La entrada en vigor de la reforma pensional de Gustavo Petro en Colombia, además de cambiar las reglas para aquellos que todavía cotizan, también cambia las condiciones para pensionados con mesadas altas y trabajadores de mayores ingresos que queden por fuera del régimen de transición.
Y es que la Ley 2381 de 2024 mantiene aportes al Fondo de Solidaridad Pensional para pensionados con mesadas superiores a diez salarios mínimos ($35.001.900 en la actualidad, sin auxilio de transporte) y eleva la escala para cotizantes desde cuatro salarios mínimos que no queden cobijados por la transición.
La entrada en vigor quedó fijada para el 1 de abril de 2027, después de que la Corte Constitucional dejó en firme el 90% del articulado. La implementación estaba prevista para el 1 de julio de 2025, pero fue detenida antes de esa fecha. Ahora, el nuevo sistema comenzará a regir en 2027.

El cambio de calendario ordena dos efectos distintos sobre el ingreso mensual. Uno corresponde a pensionados con ingresos altos y otro a trabajadores con bases de cotización más elevadas que no queden protegidos por la transición.
Qué pensionados deberán hacer aportes al fondo solidario
Se contempla en la ley un aporte para aquellos que reciben mesadas por encima de ciertos umbrales. La escala es así:
- 1% para pensionados que reciben más de 10 salarios mínimos ($35.001.900) y hasta 20 salarios mínimos ($52.527.150).
- 2% para aquellos que superan los 20 salarios mínimos ($52.527.150).
- Hasta 10 salarios mínimos no entran en este aporte específico por el valor de su pensión.

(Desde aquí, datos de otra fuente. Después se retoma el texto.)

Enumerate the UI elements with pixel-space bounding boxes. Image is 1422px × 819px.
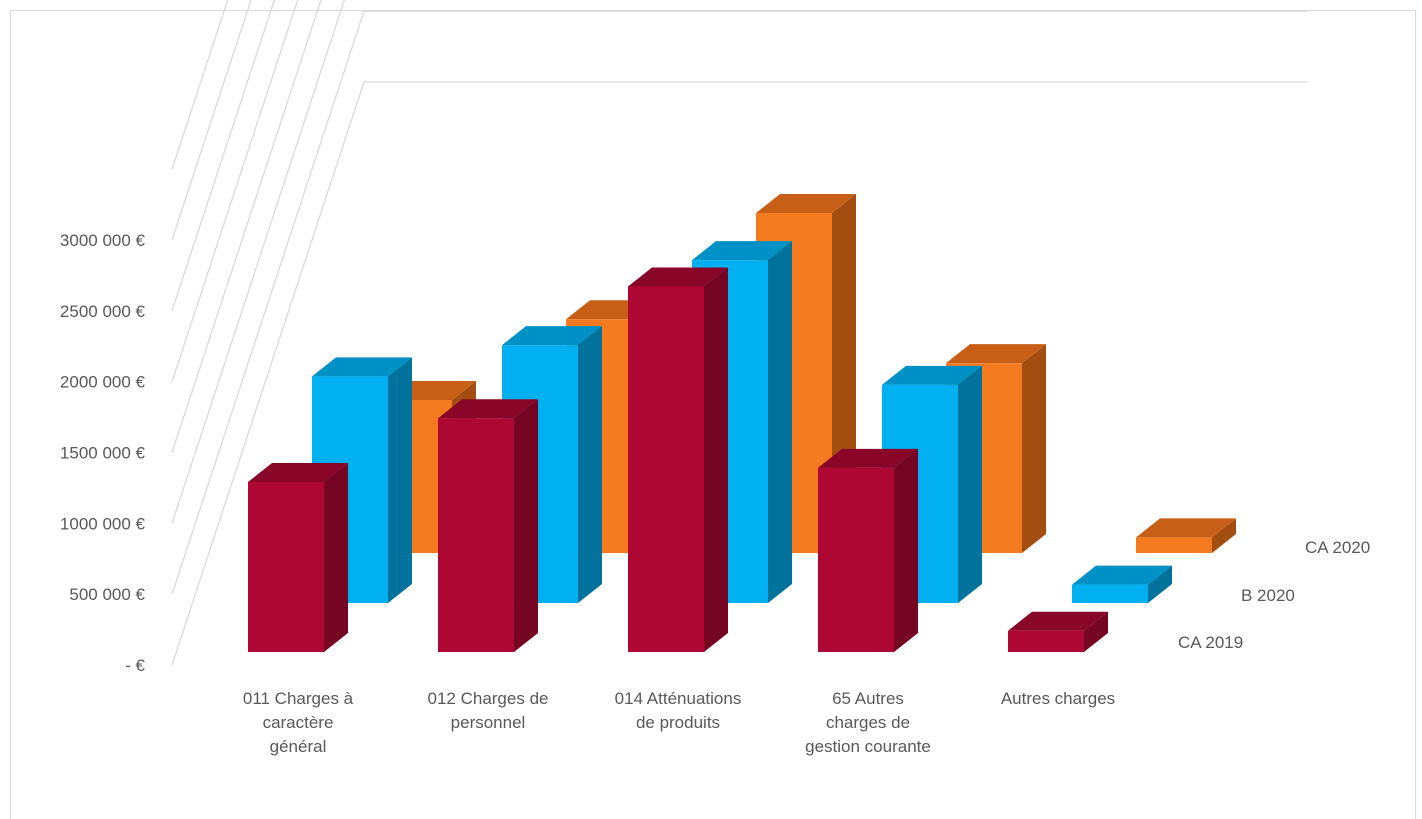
bar-ca-2019-2	[628, 267, 728, 652]
gridline	[171, 0, 252, 241]
category-label: 011 Charges à caractère général	[243, 689, 354, 756]
gridline	[171, 0, 276, 312]
y-tick-label: 2500 000 €	[60, 302, 146, 321]
y-tick-label: 2000 000 €	[60, 373, 146, 392]
x-axis-category-labels: 011 Charges à caractère général 012 Charges…	[243, 689, 1115, 756]
y-tick-label: - €	[125, 656, 145, 675]
bar-ca-2019-3	[818, 448, 918, 652]
bars	[248, 194, 1236, 652]
gridline	[171, 0, 346, 524]
gridlines	[171, 0, 1308, 666]
bar-ca-2020-4	[1136, 518, 1236, 553]
y-tick-label: 500 000 €	[69, 585, 145, 604]
y-tick-label: 1500 000 €	[60, 444, 146, 463]
bar-ca-2019-1	[438, 399, 538, 652]
bar-ca-2019-4	[1008, 611, 1108, 652]
gridline	[171, 0, 299, 382]
series-label-ca-2020: CA 2020	[1305, 538, 1370, 557]
bar-ca-2019-0	[248, 463, 348, 652]
gridline	[171, 81, 1308, 666]
series-label-ca-2019: CA 2019	[1178, 633, 1243, 652]
series-label-b-2020: B 2020	[1241, 586, 1295, 605]
gridline	[171, 10, 1308, 595]
category-label: 012 Charges de personnel	[428, 689, 549, 732]
category-label: 014 Atténuations de produits	[615, 689, 742, 732]
bar-b-2020-4	[1072, 565, 1172, 603]
gridline	[171, 0, 322, 453]
category-label: 65 Autres charges de gestion courante	[805, 689, 931, 756]
category-label: Autres charges	[1001, 689, 1115, 708]
y-axis-tick-labels: - € 500 000 € 1000 000 € 1500 000 € 2000 000…	[60, 231, 146, 675]
gridline	[171, 0, 229, 170]
y-tick-label: 1000 000 €	[60, 514, 146, 533]
y-tick-label: 3000 000 €	[60, 231, 146, 250]
series-labels: CA 2019 B 2020 CA 2020	[1178, 538, 1370, 652]
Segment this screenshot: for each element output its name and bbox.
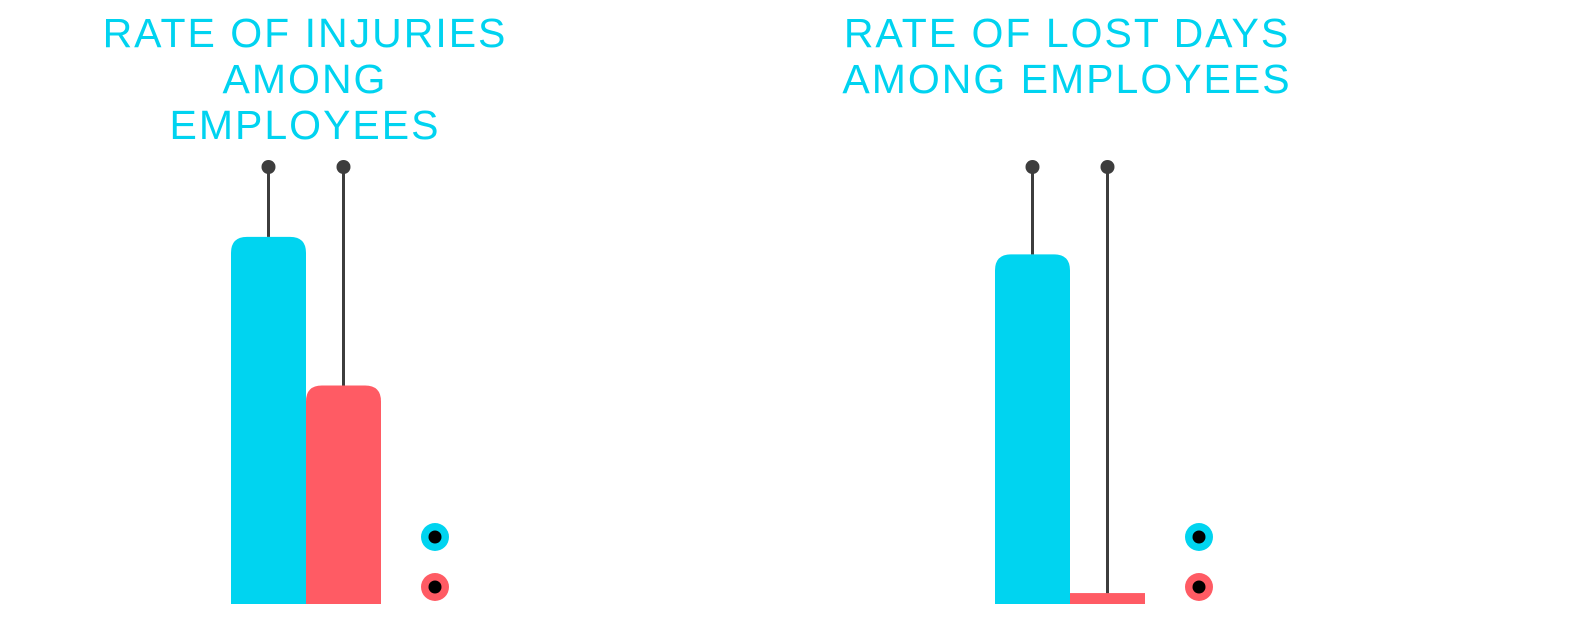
stem-marker (261, 160, 276, 174)
bar (306, 385, 381, 604)
stem-marker (1025, 160, 1040, 174)
chart-title-lost-days: RATE OF LOST DAYS AMONG EMPLOYEES (782, 10, 1352, 102)
title-line: EMPLOYEES (169, 102, 441, 148)
stem-marker (336, 160, 351, 174)
stem-marker (1100, 160, 1115, 174)
chart-injuries (231, 160, 449, 605)
bar (995, 254, 1070, 604)
legend-marker-center (1192, 530, 1206, 544)
legend-marker-center (428, 580, 442, 594)
chart-title-injuries: RATE OF INJURIES AMONG EMPLOYEES (20, 10, 590, 148)
chart-lost-days (995, 160, 1213, 604)
legend-marker-center (428, 530, 442, 544)
bar (1070, 593, 1145, 604)
title-line: AMONG EMPLOYEES (842, 56, 1292, 102)
bar (231, 236, 306, 605)
title-line: RATE OF INJURIES AMONG (102, 10, 508, 102)
legend-marker-center (1192, 580, 1206, 594)
title-line: RATE OF LOST DAYS (843, 10, 1291, 56)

Los recursos van a la Subcuenta de Subsistencia del Fondo de Solidaridad Pensional. Esa bolsa financia mecanismos de protección para adultos mayores con menores ingresos y en condiciones de vulnerabilidad.

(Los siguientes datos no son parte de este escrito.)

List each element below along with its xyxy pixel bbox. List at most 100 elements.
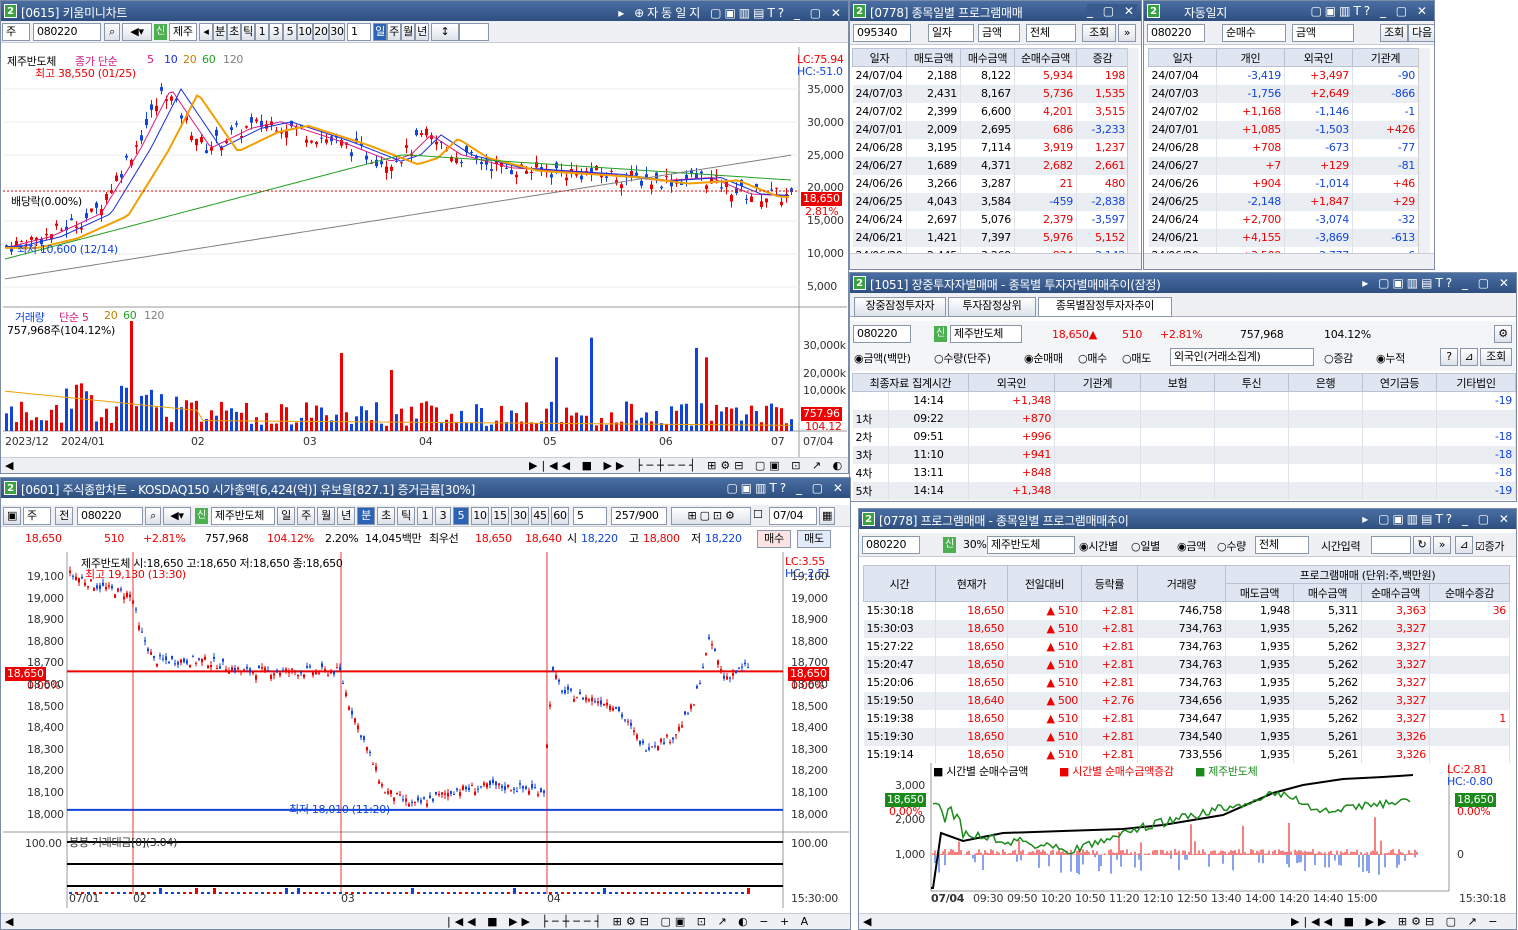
window-controls[interactable]: ▸ ⊕자동일지 ▢▣▥▤T? _ ▢ ✕ — [618, 6, 844, 20]
tab-min[interactable]: 분 — [213, 23, 227, 41]
interval-30[interactable]: 30 — [511, 507, 529, 525]
window-controls[interactable]: ▸ ▢▣▥▤T? _ ▢ ✕ — [1362, 276, 1512, 290]
tab-day[interactable]: 일 — [373, 23, 387, 41]
window-controls[interactable]: _ ▢ ✕ — [1086, 4, 1137, 18]
period-30[interactable]: 30 — [329, 23, 345, 41]
amount-radio[interactable]: ◉금액 — [1177, 540, 1206, 553]
intraday-chart[interactable] — [3, 552, 849, 908]
date-input[interactable]: 07/04 — [769, 507, 817, 525]
table-row[interactable]: 5차 14:14 +1,348 -19 — [852, 481, 1516, 500]
date-input[interactable] — [459, 23, 489, 41]
chart-scrollbar[interactable]: ◀ ▶|◀◀ ■ ▶▶ ├─┼──┤ ⊞⚙⊟ ▢▣ ⊡ ↗ ◐ − + A — [1, 457, 848, 473]
menu-icon[interactable]: ▣ — [3, 507, 21, 525]
query-button[interactable]: 조회 — [1480, 348, 1512, 366]
chart-tools[interactable]: ⊞ ▢ ⊡ ⚙ — [671, 507, 751, 525]
interval-5[interactable]: 5 — [453, 507, 469, 525]
tab-day[interactable]: 일 — [277, 507, 295, 525]
time-input[interactable] — [1371, 536, 1411, 554]
interval-10[interactable]: 10 — [471, 507, 489, 525]
period-5[interactable]: 5 — [283, 23, 297, 41]
title-bar[interactable]: 2 [0778] 프로그램매매 - 종목일별 프로그램매매추이 ▸ ▢▣▥▤T?… — [859, 509, 1516, 529]
code-input[interactable]: 095340 — [853, 24, 911, 42]
table-row[interactable]: 15:30:03 18,650 ▲ 510 +2.81 734,763 1,935 5,26… — [863, 619, 1510, 638]
period-3[interactable]: 3 — [269, 23, 283, 41]
chart-scrollbar[interactable]: ◀ ▶|◀◀ ■ ▶▶ ⊞⚙⊟ ▢ ↗ − + A — [859, 913, 1516, 929]
sort-select[interactable]: 일자 — [928, 24, 974, 42]
calendar-icon[interactable]: ▦ — [819, 507, 835, 525]
table-row[interactable]: 24/07/02 2,399 6,600 4,201 3,515 — [852, 102, 1129, 121]
table-row[interactable]: 15:20:06 18,650 ▲ 510 +2.81 734,763 1,935 5,26… — [863, 673, 1510, 692]
table-row[interactable]: 15:19:14 18,650 ▲ 510 +2.81 733,556 1,935 5,26… — [863, 745, 1510, 764]
table-row[interactable]: 24/06/21 1,421 7,397 5,976 5,152 — [852, 228, 1129, 247]
code-input[interactable]: 080220 — [1147, 24, 1205, 42]
table-row[interactable]: 14:14 +1,348 -19 — [852, 391, 1516, 410]
quantity-radio[interactable]: ○수량(단주) — [934, 352, 991, 365]
type-select[interactable]: 주 — [23, 507, 51, 525]
table-row[interactable]: 24/07/04 2,188 8,122 5,934 198 — [852, 66, 1129, 85]
sell-button[interactable]: 매도 — [797, 530, 831, 548]
query-button[interactable]: 조회 — [1082, 24, 1116, 42]
table-row[interactable]: 24/07/03 -1,756 +2,649 -866 — [1148, 84, 1419, 103]
speaker-icon[interactable]: ◀▾ — [122, 23, 152, 41]
investor-select[interactable]: 외국인(거래소집계) — [1170, 348, 1314, 366]
tab-year[interactable]: 년 — [337, 507, 355, 525]
date-checkbox[interactable]: ☐ — [753, 508, 763, 521]
tab-intraday-investor[interactable]: 장중잠정투자자 — [854, 297, 946, 317]
title-bar[interactable]: 2 [1051] 장중투자자별매매 - 종목별 투자자별매매추이(잠정) ▸ ▢… — [850, 273, 1516, 293]
tab-stock-investor[interactable]: 종목별잠정투자자추이 — [1038, 297, 1172, 317]
table-row[interactable]: 15:27:22 18,650 ▲ 510 +2.81 734,763 1,935 5,26… — [863, 637, 1510, 656]
market-select[interactable]: 전체 — [1026, 24, 1076, 42]
title-bar[interactable]: 2 [0601] 주식종합차트 - KOSDAQ150 시가총액[6,424(억… — [1, 478, 850, 498]
table-row[interactable]: 24/07/04 -3,419 +3,497 -90 — [1148, 66, 1419, 85]
table-row[interactable]: 24/07/01 +1,085 -1,503 +426 — [1148, 120, 1419, 139]
code-input[interactable]: 080220 — [853, 325, 911, 343]
title-bar[interactable]: 2 [0615] 키움미니차트 ▸ ⊕자동일지 ▢▣▥▤T? _ ▢ ✕ — [1, 1, 848, 21]
amount-radio[interactable]: ◉금액(백만) — [854, 352, 911, 365]
table-row[interactable]: 24/06/21 +4,155 -3,869 -613 — [1148, 228, 1419, 247]
table-row[interactable]: 15:19:38 18,650 ▲ 510 +2.81 734,647 1,935 5,26… — [863, 709, 1510, 728]
stock-name[interactable]: 제주반도체 — [211, 507, 275, 525]
period-10[interactable]: 10 — [297, 23, 313, 41]
market-select[interactable]: 전체 — [1255, 536, 1309, 554]
table-row[interactable]: 24/06/27 1,689 4,371 2,682 2,661 — [852, 156, 1129, 175]
prev-icon[interactable]: ◂ — [199, 23, 213, 41]
interval-45[interactable]: 45 — [531, 507, 549, 525]
interval-15[interactable]: 15 — [491, 507, 509, 525]
table-row[interactable]: 24/06/25 -2,148 +1,847 +29 — [1148, 192, 1419, 211]
tab-top-investor[interactable]: 투자잠정상위 — [948, 297, 1036, 317]
search-icon[interactable]: ⌕ — [104, 23, 120, 41]
table-row[interactable]: 2차 09:51 +996 -18 — [852, 427, 1516, 446]
interval-1[interactable]: 1 — [417, 507, 433, 525]
tab-second[interactable]: 초 — [377, 507, 395, 525]
table-row[interactable]: 15:30:18 18,650 ▲ 510 +2.81 746,758 1,948 5,31… — [863, 601, 1510, 620]
table-row[interactable]: 24/06/27 +7 +129 -81 — [1148, 156, 1419, 175]
code-input[interactable]: 080220 — [33, 23, 101, 41]
chart-icon[interactable]: ⊿ — [1455, 536, 1473, 554]
table-row[interactable]: 15:19:30 18,650 ▲ 510 +2.81 734,540 1,935 5,26… — [863, 727, 1510, 746]
stock-name[interactable]: 제주 — [169, 23, 197, 41]
next-icon[interactable]: » — [1433, 536, 1451, 554]
query-button[interactable]: 조회 — [1380, 24, 1408, 42]
trade-type-select[interactable]: 순매수 — [1222, 24, 1286, 42]
table-row[interactable]: 24/06/24 2,697 5,076 2,379 -3,597 — [852, 210, 1129, 229]
interval-3[interactable]: 3 — [435, 507, 451, 525]
period-select[interactable]: 1 — [347, 23, 371, 41]
sell-radio[interactable]: ○매도 — [1122, 352, 1151, 365]
speaker-icon[interactable]: ◀▾ — [163, 507, 191, 525]
tab-minute[interactable]: 분 — [357, 507, 375, 525]
period-1[interactable]: 1 — [255, 23, 269, 41]
tab-tick[interactable]: 틱 — [397, 507, 415, 525]
buy-radio[interactable]: ○매수 — [1078, 352, 1107, 365]
code-input[interactable]: 080220 — [862, 536, 920, 554]
chart-scrollbar[interactable]: ◀ |◀◀ ■ ▶▶ ├─┼──┤ ⊞⚙⊟ ▢▣ ⊡ ↗ ◐ − + A — [1, 913, 850, 929]
buy-button[interactable]: 매수 — [757, 530, 791, 548]
title-bar[interactable]: 2 [0778] 종목일별 프로그램매매 _ ▢ ✕ — [850, 1, 1141, 21]
table-row[interactable]: 24/06/28 +708 -673 -77 — [1148, 138, 1419, 157]
window-controls[interactable]: ▢▣▥T? _ ▢ ✕ — [1310, 4, 1430, 18]
tab-week[interactable]: 주 — [297, 507, 315, 525]
price-chart[interactable] — [3, 47, 847, 461]
interval-60[interactable]: 60 — [551, 507, 569, 525]
table-row[interactable]: 24/07/01 2,009 2,695 686 -3,233 — [852, 120, 1129, 139]
cumulative-radio[interactable]: ◉누적 — [1376, 352, 1405, 365]
title-bar[interactable]: 2 자동일지 ▢▣▥T? _ ▢ ✕ — [1144, 1, 1434, 21]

Por qué no se trata de un descuento nuevo para todos los jubilados
La reforma no creó desde cero ese descuento para los jubilados con mesadas más altas. La Ley 100 ya contemplaba contribuciones para pensionados que superaban determinados umbrales. La novedad está en que la Ley 2381 de 2024 reubica esos aportes dentro de la estructura del nuevo sistema. Por eso, la medida no debe leerse como un cobro inédito para todos los pensionados.
De esta manera, la lógica sigue siendo progresiva. A mayor valor de la pensión, mayor es el porcentaje de contribución previsto al fondo solidario.

Cuánto subiría el aporte para trabajadores de mayores ingresos
En el caso de los trabajadores, el aumento no aplicará de forma general. La nueva escala afectará a cotizantes con base desde cuatro salarios mínimos que queden por fuera del régimen de transición.
La transición cobija a:
- Mujeres con al menos 750 semanas cotizadas
- Hombres con 900 semanas cuando la reforma entre en vigor.
Quienes cumplan esas condiciones no asumirán este incremento por la nueva escala.
Un análisis de la Facultad de Ciencias Económicas y Administrativas de la Universidad de San Buenaventura, sede Bogotá, calcula que, con valores de 2026, el alza iría desde unos $35.000 al mes hasta cerca de $437.700 mensuales. El tamaño del ajuste depende del ingreso sobre el cual cotice cada persona:
- Quien cotice sobre cuatro salarios mínimos, equivalentes a $7.003.620 con valores de 2026, el aporte al fondo pasaría de 1% a 1,5%. Eso representa unos $35.000 adicionales cada mes.
- Quien cotice sobre 25 salarios mínimos, equivalentes a $43.772.625 con valores de 2026, pasaría de 2% a 3%. En ese escenario, el aumento rondaría los $437.700 mensuales.

Diferencia entre el nuevo reparto de cotizaciones y el aporte solidario
La reforma separa el aporte solidario del nuevo reparto de la cotización entre regímenes. Para aquellos que queden por fuera de la transición, la cotización hasta 2,3 salarios mínimos irá a Colpensiones y el excedente a una administradora privada autorizada.
Con el salario mínimo de 2026, ese umbral equivale a $4.027.082. El cambio en la ruta de la cotización convive con el aumento del aporte solidario, pero no significa lo mismo.
Como se recordará, el Fondo de Solidaridad Pensional fue creado por el artículo 25 de la Ley 100 de 1993. Sus recursos subsidian aportes de trabajadores de bajos ingresos y financian apoyos para sectores que requieren protección especial.